Equal credit for the evening's electric physical life belongs to choreographer Nathan M. Wright (High Society, The Old Vic — nominated for both WhatsOnStage and Broadway World Best Choreography awards). Wright has been dancing since the age of six, and his career has encompassed everything from Baz Luhrmann films to the 2014 Sochi Winter Olympics Opening Ceremony. This is, by his own count, his thirteenth production of Rocky Horror, and the fluency shows. He designs movement sequences that are easy to watch and easy to join in with — "when all the characters come together for a number it's an excitement. It just lights up the stage," he has said. The Time Warp, under his direction, remains the most reliably ecstatic five minutes in musical theatre, and on this night, with a Paris audience releasing the tensions of a week-long heatwave emergency into every kick and thrust, it reached something close to transcendence.

The supporting company was uniformly strong: Ryan Carter-Wilson a menacing, reptilian Riff Raff; Laura Bird sharp and watchable as Magenta; Daisy Steere bringing genuine fizz to Columbia; and Edward Bullingham (Grease, Rent) relishing every second of his dual turn as Eddie and Dr.

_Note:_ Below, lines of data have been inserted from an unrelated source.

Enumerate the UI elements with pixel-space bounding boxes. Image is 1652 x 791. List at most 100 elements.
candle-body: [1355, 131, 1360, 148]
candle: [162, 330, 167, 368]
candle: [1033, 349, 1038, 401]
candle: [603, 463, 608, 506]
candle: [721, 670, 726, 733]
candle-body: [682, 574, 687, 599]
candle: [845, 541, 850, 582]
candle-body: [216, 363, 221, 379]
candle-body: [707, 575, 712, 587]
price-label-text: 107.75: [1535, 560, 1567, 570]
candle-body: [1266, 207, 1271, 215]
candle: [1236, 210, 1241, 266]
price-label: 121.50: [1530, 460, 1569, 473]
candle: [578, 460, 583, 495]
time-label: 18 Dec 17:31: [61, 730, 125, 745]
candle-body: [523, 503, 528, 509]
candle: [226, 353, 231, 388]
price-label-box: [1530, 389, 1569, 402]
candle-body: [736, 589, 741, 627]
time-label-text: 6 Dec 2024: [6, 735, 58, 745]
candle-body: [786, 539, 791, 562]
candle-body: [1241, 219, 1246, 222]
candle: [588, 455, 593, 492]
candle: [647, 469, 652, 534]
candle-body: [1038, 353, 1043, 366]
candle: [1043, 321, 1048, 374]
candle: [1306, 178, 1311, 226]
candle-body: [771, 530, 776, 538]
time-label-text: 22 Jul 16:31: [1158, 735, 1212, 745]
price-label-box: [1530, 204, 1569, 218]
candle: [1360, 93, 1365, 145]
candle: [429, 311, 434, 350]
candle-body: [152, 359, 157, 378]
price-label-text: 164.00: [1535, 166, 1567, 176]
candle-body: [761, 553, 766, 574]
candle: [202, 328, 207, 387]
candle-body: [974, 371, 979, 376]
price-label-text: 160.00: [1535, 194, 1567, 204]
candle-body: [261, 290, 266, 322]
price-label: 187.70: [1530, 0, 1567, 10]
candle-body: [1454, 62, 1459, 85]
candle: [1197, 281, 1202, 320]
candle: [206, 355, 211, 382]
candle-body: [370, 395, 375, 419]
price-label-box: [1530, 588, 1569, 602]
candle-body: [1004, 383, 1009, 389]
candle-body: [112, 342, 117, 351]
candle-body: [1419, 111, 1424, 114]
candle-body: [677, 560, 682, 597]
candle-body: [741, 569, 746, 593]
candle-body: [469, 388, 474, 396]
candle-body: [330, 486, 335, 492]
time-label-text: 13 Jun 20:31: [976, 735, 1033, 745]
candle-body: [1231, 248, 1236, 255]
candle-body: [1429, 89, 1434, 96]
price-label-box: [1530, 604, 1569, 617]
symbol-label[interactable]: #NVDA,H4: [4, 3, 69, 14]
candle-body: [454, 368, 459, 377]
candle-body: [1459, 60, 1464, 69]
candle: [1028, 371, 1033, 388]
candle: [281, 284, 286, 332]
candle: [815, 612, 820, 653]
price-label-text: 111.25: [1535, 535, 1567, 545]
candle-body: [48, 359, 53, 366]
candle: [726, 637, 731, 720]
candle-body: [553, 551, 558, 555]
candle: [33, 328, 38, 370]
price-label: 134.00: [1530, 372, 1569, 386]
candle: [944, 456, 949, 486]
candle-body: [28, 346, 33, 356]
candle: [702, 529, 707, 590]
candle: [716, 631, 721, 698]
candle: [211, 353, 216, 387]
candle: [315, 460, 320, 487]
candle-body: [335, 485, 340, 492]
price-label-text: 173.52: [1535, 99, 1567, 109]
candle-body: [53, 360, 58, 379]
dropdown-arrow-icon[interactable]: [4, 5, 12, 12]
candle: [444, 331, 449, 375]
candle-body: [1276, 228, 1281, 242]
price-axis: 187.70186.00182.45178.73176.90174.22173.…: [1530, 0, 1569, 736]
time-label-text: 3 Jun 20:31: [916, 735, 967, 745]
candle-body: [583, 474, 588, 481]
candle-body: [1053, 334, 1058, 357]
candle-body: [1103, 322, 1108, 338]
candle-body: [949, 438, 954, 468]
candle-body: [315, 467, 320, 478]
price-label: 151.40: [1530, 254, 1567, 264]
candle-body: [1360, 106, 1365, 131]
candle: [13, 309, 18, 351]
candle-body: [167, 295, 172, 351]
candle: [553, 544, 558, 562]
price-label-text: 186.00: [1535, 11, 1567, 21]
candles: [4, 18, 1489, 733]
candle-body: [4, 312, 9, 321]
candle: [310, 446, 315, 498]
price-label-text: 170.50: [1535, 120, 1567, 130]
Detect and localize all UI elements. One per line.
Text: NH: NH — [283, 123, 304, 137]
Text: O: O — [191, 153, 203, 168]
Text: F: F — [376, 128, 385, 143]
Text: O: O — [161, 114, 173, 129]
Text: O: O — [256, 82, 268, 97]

Scott.

The show is performed in English with French surtitles, and the Parisian crowd had no difficulty keeping pace — the show's universal language of liberation transcends any linguistic barrier. Costumes are by the legendary Sue Blane, who designed the original 1973 production, and her aesthetic — bold, theatrical, timeless in its outrageousness — remains untouchable. Lighting by Nick Richings gave the steam and sweat of the evening a certain unplanned atmosphere that no lighting board can entirely reproduce.

This particular evening will be remembered as one in which a production triumphed despite extraordinary conditions — but more than that, as proof of something this show has always argued: that theatre, at its best, is a living contract between performers and audience, renegotiated in real time, night after night. On a record-breaking June night in a sweltering Paris venue, with mops appearing between scenes and the crowd cheering the cast home like marathon runners crossing the finish line, that contract was honoured completely.

Rocky Horror runs at the Casino de Paris through 28 June. Two performances remain. Bring a fan. Bring water. Go.